Corymbia henryi, commonly known as large-leaved spotted gum, is a species of small to medium-sized tree that is endemic to north-eastern Australia. It has smooth, mottled bark, lance-shaped adult leaves, flower buds in groups of three, white or lemon yellow flowers and barrel-shaped to urn-shaped fruit.

==Description==
Corymbia henryi is a tree that typically grows to a height of 25-30 m and forms a lignotuber. It has smooth, mottled grey, cream-coloured and pink bark. Young plants and coppice regrowth have broadly egg-shaped to lance-shaped leaves that are 80-250 mm long and 40-100 mm wide. Adult leaves are the same shade of glossy green on both sides, lance-shaped, 110-280 mm long and 22-45 mm wide, tapering to a petiole 15-30 mm long. The flower buds are arranged on the ends of branchlets on a branched peduncle 5-10 mm long, each branch of the peduncle with three buds on pedicels 2-7 mm long. Mature buds are oval to pear-shaped, 12-13 mm long and 6-8 mm wide with a conical, beaked operculum. Flowering has been observed in January, April and November and the flowers are white or lemon-yellow. The fruit is a woody barrel-shaped to urn-shaped capsule 9-15 mm long and 9-16 mm wide with the valves inclosed in the fruit.

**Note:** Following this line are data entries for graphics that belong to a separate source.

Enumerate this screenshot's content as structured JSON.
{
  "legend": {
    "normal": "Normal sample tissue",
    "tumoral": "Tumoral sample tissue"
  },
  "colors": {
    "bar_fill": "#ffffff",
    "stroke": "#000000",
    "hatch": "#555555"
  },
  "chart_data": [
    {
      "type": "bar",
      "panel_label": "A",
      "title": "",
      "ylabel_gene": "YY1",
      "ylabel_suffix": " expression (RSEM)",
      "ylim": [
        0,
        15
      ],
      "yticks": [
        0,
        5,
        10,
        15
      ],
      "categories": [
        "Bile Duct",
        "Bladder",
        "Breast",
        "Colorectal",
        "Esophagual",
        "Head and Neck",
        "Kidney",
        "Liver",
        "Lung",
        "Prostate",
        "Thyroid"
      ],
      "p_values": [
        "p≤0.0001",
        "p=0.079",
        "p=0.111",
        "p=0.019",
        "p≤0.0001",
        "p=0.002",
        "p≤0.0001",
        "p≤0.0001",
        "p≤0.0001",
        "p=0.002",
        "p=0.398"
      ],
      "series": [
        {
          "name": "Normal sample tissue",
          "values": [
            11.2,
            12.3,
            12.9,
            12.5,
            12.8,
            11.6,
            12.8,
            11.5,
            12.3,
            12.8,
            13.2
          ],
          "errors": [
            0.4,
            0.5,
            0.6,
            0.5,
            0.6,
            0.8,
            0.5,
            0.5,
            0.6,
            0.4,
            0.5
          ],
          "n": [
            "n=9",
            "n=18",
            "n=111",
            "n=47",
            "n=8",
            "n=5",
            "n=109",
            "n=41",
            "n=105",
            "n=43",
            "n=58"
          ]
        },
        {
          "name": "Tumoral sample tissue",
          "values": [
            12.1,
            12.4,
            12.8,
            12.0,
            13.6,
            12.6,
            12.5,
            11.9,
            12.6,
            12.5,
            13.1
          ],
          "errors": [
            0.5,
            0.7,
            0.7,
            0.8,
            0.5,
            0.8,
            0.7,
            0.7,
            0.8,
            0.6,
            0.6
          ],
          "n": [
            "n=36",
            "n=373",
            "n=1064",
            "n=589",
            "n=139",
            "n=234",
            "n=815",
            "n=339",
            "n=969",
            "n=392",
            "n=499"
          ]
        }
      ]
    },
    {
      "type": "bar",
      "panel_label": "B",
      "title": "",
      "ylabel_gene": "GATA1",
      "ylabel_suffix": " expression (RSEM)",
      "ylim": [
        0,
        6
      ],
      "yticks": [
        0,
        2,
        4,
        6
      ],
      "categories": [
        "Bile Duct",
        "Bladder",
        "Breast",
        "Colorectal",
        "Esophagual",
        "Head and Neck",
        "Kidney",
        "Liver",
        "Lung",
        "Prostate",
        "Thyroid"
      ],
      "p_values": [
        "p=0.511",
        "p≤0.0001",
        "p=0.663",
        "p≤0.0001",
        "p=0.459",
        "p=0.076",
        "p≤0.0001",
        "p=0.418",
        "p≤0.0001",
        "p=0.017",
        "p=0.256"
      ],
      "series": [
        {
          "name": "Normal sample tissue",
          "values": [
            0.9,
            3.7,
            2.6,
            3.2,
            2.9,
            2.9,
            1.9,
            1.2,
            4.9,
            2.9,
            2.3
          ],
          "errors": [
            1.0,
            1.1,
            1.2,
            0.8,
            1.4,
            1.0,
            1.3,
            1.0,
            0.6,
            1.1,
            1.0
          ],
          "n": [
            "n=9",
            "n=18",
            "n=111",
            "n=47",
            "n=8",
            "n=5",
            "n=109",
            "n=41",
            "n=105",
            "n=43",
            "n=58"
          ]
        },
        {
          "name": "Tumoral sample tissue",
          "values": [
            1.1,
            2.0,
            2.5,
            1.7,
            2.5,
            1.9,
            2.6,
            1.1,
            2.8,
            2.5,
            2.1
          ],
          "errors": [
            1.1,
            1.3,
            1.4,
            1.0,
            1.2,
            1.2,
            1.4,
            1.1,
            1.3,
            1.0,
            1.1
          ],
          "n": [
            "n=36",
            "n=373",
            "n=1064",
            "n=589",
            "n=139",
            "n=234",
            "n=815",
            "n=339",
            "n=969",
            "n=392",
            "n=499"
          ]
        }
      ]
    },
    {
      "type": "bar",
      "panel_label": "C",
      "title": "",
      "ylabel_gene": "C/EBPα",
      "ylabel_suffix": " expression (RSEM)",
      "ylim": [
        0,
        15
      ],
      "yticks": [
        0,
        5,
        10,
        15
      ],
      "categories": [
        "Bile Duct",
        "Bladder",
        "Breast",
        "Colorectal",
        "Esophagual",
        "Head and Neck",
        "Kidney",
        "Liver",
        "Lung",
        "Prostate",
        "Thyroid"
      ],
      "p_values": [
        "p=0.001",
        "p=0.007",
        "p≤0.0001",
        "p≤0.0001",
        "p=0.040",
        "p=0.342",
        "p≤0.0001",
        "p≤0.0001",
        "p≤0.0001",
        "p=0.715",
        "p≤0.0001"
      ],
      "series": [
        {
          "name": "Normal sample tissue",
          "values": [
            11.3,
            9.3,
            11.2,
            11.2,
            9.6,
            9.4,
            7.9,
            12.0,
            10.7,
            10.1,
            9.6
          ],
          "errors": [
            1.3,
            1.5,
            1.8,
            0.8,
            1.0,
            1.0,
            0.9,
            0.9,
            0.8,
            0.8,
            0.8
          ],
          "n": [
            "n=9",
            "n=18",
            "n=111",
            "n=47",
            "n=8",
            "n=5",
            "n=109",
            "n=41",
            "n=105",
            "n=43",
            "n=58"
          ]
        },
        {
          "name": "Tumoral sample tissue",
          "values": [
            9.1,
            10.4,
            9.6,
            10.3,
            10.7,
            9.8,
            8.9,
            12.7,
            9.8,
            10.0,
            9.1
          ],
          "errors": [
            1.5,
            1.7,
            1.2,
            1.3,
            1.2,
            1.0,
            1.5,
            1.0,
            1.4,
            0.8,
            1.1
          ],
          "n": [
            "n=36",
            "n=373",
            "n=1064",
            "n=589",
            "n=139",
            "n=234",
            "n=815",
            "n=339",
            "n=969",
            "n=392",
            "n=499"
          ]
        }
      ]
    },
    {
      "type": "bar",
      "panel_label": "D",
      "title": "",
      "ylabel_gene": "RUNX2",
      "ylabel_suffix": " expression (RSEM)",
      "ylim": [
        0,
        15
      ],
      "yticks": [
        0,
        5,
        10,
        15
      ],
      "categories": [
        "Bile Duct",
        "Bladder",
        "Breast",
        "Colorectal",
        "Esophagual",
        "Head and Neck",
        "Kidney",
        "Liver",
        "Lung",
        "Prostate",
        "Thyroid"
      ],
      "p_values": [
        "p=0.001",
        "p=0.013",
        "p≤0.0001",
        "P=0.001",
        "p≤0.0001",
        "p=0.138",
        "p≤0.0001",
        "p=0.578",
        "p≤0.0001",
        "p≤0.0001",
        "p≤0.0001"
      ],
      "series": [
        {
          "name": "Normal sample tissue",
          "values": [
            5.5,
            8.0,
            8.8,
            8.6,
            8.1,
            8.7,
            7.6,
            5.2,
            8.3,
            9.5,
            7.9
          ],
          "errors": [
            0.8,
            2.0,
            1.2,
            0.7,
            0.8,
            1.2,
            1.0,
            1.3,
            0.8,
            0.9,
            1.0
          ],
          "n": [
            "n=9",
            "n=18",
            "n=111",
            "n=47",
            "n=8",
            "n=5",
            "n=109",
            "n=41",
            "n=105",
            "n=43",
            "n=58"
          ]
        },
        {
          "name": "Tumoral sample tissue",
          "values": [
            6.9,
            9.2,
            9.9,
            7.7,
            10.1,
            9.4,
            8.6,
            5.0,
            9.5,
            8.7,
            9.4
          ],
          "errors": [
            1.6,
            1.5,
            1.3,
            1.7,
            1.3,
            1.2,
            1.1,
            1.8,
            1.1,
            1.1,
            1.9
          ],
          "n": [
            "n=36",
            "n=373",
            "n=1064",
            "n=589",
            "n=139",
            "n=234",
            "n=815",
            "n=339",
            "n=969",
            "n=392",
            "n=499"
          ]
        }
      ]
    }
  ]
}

This species is similar to some forms of C. citriodora but lacks the lemon-scented oils of that species and has larger leaves, flower buds and fruit.

==Taxonomy and naming==
Large-leaved spotted gum was first formally described in 1977 by Stanley Thatcher Blake in the journal Austrobaileya and given the name Eucalyptus henryi. Blake collected the type specimens near Stafford in 1956. In 1995, Ken Hill and Lawrie Johnson changed the name to Corymbia henryi. The specific epithet (henryi) honours "Mr. N. Henry of the Queensland Department of Forestry".

==Distribution and habitat==
Corymbia henryi grows in forest, usually on more or less level country from near Brisbane and Toowoomba in Queensland to near Glenreagh in New South Wales.